The Ethics of Lament in the Life of the Spirit
“We ourselves, who have the firstfruits of the Spirit, groan inwardly…” (Rom 8:23)
This simple verse offers a profound insight into Christian ethics. Far from being a spiritual defect, groaning is part of the Spirit-led life. In fact, Paul situates groaning not in the flesh but in the Spirit. Those who possess the “firstfruits” of God’s future feel most acutely the brokenness of the present.

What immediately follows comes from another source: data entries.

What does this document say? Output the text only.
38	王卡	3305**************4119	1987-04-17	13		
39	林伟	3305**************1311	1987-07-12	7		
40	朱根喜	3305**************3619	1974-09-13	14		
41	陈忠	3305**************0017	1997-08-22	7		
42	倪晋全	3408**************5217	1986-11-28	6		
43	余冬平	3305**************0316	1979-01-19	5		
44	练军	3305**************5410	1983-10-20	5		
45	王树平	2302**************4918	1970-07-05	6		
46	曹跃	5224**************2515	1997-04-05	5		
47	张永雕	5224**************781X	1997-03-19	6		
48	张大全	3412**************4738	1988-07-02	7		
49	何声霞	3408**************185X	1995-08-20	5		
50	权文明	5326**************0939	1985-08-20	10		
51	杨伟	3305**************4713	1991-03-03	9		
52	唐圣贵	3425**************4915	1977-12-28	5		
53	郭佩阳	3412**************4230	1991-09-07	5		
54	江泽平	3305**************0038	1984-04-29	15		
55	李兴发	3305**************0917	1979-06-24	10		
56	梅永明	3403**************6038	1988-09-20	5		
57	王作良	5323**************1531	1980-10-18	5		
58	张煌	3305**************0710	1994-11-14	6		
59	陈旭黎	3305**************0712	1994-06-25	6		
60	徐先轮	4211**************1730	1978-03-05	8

Modern churches often struggle to understand this. We equate the Spirit with triumph, joy, and power. And yes, the Spirit does bring life, assurance, and resurrection hope (Rom 8:10–11). But Paul’s ethics are not triumphalist. He speaks of a creation groaning (Rom 8:22), believers groaning (8:23), and even the Spirit groaning (8:26)—not in defeat, but in solidarity with God’s unfinished work in the world.
Groaning as Ethical Attunement
Groaning, then, is not a sign of spiritual immaturity. It is ethical protest. As James D.G. Dunn explains, the Spirit “intensifies the sense of dislocation,” awakening us to how deeply out-of-joint the world still is¹. In this light, impatience with injustice is ethical. It is the refusal to normalize what God will one day set right.
Likewise, grief over sin—whether personal or systemic—is ethical. The person who groans over their own failure, or over the wounds of the oppressed, is not weak in faith. They are being formed by the Spirit of God’s coming reign. Their lament is an echo of the Spirit’s own intercession.
Longing for renewal, too, is ethical. As N.T. Wright notes, “Christian holiness lives in the overlap of the ages, where the future has broken in but is not yet complete”². Groaning is the ethical posture of those who inhabit this tension. It says, “We believe in resurrection—but we still carry death in our bodies” (cf. 2 Cor 4:10).
Lament as Holiness
Here’s the scandal: holiness includes lament.
Churches that teach only celebration, only victory, only smiles, have abandoned half of the biblical witness. The Psalms are full of lament. Jesus weeps. Paul groans. The Spirit sighs with inarticulate pain. These are not moments of failure—they are signs that new creation is already working its way through the old.
Wright reminds us that the Spirit does not simply “help us escape” the present world; rather, the Spirit equips us to groan faithfully within it, bearing witness to God’s redemptive purposes³.
So let’s stop shaming believers who groan. Let’s stop pretending that mourning, frustration, and holy discontent are spiritual lapses. They are fruits of the Spirit—not the final fruit, but the firstfruits.
We do not groan because we have no hope. We groan because we do. And that hope—precisely because it is real—makes the present pain unbearable. The Spirit does not cancel that pain. The Spirit joins it, interprets it, and carries it to the Father.
Footnotes
- ¹ James D.G. Dunn, The Theology of Paul the Apostle (Grand Rapids: Eerdmans, 1998), 473–475.
- ² N.T. Wright, Paul and the Faithfulness of God (Minneapolis: Fortress Press, 2013), 1058–1060.
- ³ N.T. Wright, After You Believe: Why Christian Character Matters (New York: HarperOne, 2010), 194–196.